Wanneer de resultaten van de analyses van een monster niet voldoen aan de emissienormen die vastliggen in de besluiten genomen ter uitvoering van het decreet van 11 maart 1999 betreffende de milieuvergunning, wordt de exploitant van het systeem erom verzocht orde op zaken te stellen en binnen zes maanden, te rekenen van de datum van de eerste monsterneming, het bewijs te leveren dat de resultaten aan de normen voldoen na een gelijkvormige analyse die voor zijn rekening is uitgevoerd door een laboratorium erkend overeenkomstig artikel D.147 van Boek I van het Milieuwetboek om officiële analyses uit te voeren inzake de bescherming van het oppervlaktewater tegen verontreininging, alsook inzake de bescherming en de exploitatie van het grondwater en van het tot drinkwater verwerkbare water.
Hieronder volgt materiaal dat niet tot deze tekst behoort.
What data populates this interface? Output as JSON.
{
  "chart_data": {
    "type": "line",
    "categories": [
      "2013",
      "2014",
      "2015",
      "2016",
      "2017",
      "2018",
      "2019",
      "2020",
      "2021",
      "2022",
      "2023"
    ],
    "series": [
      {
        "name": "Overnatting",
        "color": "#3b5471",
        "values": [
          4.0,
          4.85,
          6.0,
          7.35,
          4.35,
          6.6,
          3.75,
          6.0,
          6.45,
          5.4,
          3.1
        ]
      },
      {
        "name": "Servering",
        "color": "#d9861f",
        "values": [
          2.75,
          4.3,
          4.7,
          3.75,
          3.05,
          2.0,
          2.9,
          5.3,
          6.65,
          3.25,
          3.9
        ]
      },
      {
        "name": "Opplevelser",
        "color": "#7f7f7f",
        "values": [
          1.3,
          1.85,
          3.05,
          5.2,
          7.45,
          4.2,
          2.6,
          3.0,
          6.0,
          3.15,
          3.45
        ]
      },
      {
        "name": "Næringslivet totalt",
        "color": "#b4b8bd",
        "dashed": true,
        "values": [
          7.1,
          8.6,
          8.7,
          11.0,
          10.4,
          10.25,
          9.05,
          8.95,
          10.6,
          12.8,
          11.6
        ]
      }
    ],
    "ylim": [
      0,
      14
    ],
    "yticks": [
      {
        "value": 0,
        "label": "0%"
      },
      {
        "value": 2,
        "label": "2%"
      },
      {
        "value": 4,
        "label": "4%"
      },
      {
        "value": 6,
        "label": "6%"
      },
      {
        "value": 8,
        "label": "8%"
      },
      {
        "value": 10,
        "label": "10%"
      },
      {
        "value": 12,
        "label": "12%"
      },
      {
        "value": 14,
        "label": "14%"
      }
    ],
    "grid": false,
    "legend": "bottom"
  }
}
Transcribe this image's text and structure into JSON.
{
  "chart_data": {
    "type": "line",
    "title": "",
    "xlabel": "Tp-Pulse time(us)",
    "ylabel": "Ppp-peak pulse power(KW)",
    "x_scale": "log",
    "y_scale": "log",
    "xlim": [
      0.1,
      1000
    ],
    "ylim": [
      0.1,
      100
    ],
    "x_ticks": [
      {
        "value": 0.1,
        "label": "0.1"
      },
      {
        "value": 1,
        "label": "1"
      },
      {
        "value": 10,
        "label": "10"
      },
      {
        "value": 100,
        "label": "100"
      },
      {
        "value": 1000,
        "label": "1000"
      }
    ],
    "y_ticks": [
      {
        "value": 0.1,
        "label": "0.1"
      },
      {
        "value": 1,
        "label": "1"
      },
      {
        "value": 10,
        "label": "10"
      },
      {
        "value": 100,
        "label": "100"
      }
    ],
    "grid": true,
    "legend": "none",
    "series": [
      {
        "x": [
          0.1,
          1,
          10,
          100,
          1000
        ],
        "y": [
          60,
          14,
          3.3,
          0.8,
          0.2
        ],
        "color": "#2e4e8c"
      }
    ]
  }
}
De exploitant van het individuele zuiveringssysteem geeft het Departement Leefmilieu en Water van het Operationele Directoraat-generaal Landbouw, Natuurlijke Hulpbronnen en Leefmilieu minstens vijf werkdagen op voorhand kennis van de datum en van het uur van de monsterneming zodat het een vertegenwoordiger kan afvaardigen indien het zulks nodig acht.
Art. R. 306. De kosten i.v.m. de controlehandelingen bedoeld in artikel R. 304, § 1, 1°, worden gedragen door de installateur van het individuele zuiveringssysteem.
De kosten i.v.m. de controlehandelingen bedoeld in artikel R. 304, § 1, 2° en 3, worden gedragen door de begroting van het Waalse Gewest.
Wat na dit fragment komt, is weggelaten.